Especially considering how quickly the market climbed in October.
“We’ve got a market that is just incredible. No matter what it’s going up, and that shouldn’t be much a surprise given how much money has been pushed into the system,” explained Lenore Hawkins, Tematica Research chief macro strategist, referencing last month’s major run-up.
“There’s just a lot of money chasing not a whole lot of alternatives.”
Meanwhile, the University of Michigan’s latest Consumer Sentiment Index print (released this morning) showed that sentiment tumbled to a 10-year low.
“Consumer sentiment fell in early November to its lowest level in a decade due to an escalating inflation rate and the growing belief among consumers that no effective policies have yet been developed to reduce the damage from surging inflation,” said the survey’s chief economist, Richard Curtin.
“Rising prices for homes, vehicles, and durables were reported more frequently than any other time in more than half a century.”
It’s clear that inflation has taken its toll on consumers.
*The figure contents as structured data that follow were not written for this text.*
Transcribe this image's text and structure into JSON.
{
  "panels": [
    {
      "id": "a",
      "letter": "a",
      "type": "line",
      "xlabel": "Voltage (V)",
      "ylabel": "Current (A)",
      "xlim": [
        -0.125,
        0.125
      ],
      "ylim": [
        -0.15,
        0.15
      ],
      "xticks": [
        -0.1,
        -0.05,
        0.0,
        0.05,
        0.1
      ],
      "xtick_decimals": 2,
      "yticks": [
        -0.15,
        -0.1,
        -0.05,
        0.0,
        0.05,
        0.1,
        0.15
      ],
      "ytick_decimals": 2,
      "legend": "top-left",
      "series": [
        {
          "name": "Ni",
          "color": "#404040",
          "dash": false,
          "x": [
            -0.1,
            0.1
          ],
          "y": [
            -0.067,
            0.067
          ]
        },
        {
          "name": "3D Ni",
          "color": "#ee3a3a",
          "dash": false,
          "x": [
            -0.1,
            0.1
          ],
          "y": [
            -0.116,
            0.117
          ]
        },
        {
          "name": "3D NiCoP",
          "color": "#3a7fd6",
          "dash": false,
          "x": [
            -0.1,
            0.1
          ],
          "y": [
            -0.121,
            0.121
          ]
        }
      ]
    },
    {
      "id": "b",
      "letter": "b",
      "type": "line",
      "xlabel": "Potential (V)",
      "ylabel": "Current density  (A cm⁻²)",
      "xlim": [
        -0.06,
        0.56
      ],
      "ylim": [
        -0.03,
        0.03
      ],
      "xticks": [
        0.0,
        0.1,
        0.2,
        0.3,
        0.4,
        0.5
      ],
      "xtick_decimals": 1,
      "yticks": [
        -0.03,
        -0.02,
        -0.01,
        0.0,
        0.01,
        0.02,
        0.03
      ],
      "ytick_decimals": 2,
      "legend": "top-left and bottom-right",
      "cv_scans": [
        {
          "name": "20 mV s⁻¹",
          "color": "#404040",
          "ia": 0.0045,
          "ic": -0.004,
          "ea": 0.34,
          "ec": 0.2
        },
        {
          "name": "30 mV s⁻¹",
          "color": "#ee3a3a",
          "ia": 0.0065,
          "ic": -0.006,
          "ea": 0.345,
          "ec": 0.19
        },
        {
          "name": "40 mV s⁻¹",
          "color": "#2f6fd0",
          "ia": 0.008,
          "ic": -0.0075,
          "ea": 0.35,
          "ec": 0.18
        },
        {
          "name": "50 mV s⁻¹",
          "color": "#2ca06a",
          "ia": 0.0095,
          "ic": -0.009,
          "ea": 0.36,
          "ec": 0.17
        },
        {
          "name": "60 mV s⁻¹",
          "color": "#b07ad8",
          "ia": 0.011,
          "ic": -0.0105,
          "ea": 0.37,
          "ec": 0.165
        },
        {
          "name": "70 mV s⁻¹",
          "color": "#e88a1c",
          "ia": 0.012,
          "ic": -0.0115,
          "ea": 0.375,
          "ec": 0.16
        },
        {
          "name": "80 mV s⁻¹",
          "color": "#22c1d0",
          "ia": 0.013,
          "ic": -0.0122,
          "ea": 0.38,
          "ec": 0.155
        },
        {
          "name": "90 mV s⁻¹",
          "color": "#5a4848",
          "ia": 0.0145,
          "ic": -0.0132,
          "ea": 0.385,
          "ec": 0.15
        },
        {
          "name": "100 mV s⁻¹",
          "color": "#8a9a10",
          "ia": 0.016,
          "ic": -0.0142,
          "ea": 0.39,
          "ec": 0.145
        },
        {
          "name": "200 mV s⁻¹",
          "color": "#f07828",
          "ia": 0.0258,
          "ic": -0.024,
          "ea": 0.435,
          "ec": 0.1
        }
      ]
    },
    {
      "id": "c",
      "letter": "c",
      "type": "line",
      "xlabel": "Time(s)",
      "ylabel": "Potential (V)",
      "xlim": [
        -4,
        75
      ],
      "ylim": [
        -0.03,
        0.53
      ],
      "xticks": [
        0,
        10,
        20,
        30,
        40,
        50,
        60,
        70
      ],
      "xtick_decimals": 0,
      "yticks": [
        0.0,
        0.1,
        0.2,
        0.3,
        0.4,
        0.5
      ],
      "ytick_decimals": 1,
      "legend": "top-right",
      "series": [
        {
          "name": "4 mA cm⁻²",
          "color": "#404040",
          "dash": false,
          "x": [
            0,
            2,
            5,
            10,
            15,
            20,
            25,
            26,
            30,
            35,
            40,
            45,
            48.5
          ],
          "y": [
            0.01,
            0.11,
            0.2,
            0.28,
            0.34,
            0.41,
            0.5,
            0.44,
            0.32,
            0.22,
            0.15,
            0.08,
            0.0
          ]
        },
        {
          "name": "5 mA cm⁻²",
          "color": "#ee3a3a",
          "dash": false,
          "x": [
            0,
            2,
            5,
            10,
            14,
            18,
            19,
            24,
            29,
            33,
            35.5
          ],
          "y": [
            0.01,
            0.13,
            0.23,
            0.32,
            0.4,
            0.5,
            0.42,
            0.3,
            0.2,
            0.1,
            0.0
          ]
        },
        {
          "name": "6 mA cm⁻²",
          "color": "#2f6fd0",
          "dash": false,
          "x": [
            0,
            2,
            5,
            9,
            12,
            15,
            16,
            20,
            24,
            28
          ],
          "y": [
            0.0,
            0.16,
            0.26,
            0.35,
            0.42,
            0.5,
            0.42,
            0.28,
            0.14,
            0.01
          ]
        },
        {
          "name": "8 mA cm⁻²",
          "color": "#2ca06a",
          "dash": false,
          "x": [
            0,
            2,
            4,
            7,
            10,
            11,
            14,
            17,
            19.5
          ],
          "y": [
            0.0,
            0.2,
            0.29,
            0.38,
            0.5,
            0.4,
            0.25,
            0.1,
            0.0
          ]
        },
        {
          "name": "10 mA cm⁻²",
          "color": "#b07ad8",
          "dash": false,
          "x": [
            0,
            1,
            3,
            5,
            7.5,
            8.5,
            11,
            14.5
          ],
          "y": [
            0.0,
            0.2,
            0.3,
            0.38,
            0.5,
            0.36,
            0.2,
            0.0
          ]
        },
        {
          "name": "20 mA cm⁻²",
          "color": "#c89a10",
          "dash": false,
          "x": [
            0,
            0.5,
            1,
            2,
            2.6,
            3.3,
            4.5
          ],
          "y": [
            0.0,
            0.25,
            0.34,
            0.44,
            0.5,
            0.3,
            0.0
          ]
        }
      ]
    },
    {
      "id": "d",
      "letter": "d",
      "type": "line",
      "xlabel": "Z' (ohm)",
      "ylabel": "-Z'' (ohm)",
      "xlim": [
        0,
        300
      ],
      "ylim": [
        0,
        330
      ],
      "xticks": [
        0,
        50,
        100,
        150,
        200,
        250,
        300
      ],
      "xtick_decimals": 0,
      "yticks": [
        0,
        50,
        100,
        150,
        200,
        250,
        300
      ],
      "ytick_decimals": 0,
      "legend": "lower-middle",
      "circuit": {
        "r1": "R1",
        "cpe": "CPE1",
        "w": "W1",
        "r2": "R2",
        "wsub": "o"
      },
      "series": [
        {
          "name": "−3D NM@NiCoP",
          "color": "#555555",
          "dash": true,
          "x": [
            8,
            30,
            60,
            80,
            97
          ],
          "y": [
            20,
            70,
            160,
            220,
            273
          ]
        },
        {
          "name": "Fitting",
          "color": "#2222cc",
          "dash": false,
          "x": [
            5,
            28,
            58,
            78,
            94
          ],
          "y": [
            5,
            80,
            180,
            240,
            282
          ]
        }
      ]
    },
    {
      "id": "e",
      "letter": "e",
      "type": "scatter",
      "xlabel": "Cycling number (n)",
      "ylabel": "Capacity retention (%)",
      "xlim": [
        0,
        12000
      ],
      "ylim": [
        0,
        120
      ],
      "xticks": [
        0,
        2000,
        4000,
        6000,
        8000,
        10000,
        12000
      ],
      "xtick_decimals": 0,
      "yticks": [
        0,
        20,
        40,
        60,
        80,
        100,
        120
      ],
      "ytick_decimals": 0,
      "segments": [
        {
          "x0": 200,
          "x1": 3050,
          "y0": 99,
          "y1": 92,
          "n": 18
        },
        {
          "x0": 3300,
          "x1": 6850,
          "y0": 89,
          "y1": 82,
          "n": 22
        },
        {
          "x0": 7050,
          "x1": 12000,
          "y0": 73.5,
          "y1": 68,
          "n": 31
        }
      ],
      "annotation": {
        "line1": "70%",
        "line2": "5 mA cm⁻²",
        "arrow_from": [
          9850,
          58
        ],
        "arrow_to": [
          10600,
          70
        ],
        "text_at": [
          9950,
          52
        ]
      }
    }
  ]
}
But even worse than the Consumer Sentiment Index was the Labor Department’s September quits report, which was also released today. 4.43 million Americans quit their jobs two months ago, bringing the quits rate (vs. the total labor force) to 3%. It was the most monthly quits ever measured by the Labor Department.
The data shouldn’t have come as much of a surprise given September’s poor jobs report. But still, it’s an inauspicious sign for bulls as the market lingers near its record high.
As a result, more volatility is likely on its way. It’s something that should ultimately frustrate traders looking for signals to get long, short, or just get the heck out of Dodge before they’re whacked by another “flash crash.”
On the other hand, the market has been able to handle periods of high volatility in the past. Stocks eventually made new highs quickly after volatility slowed on each occasion.
They’ll probably do the same thing when the next volatility wave hits equities.
But it won’t be comfortable when one inevitably comes. Least of all for bulls, who continue to buy near the top.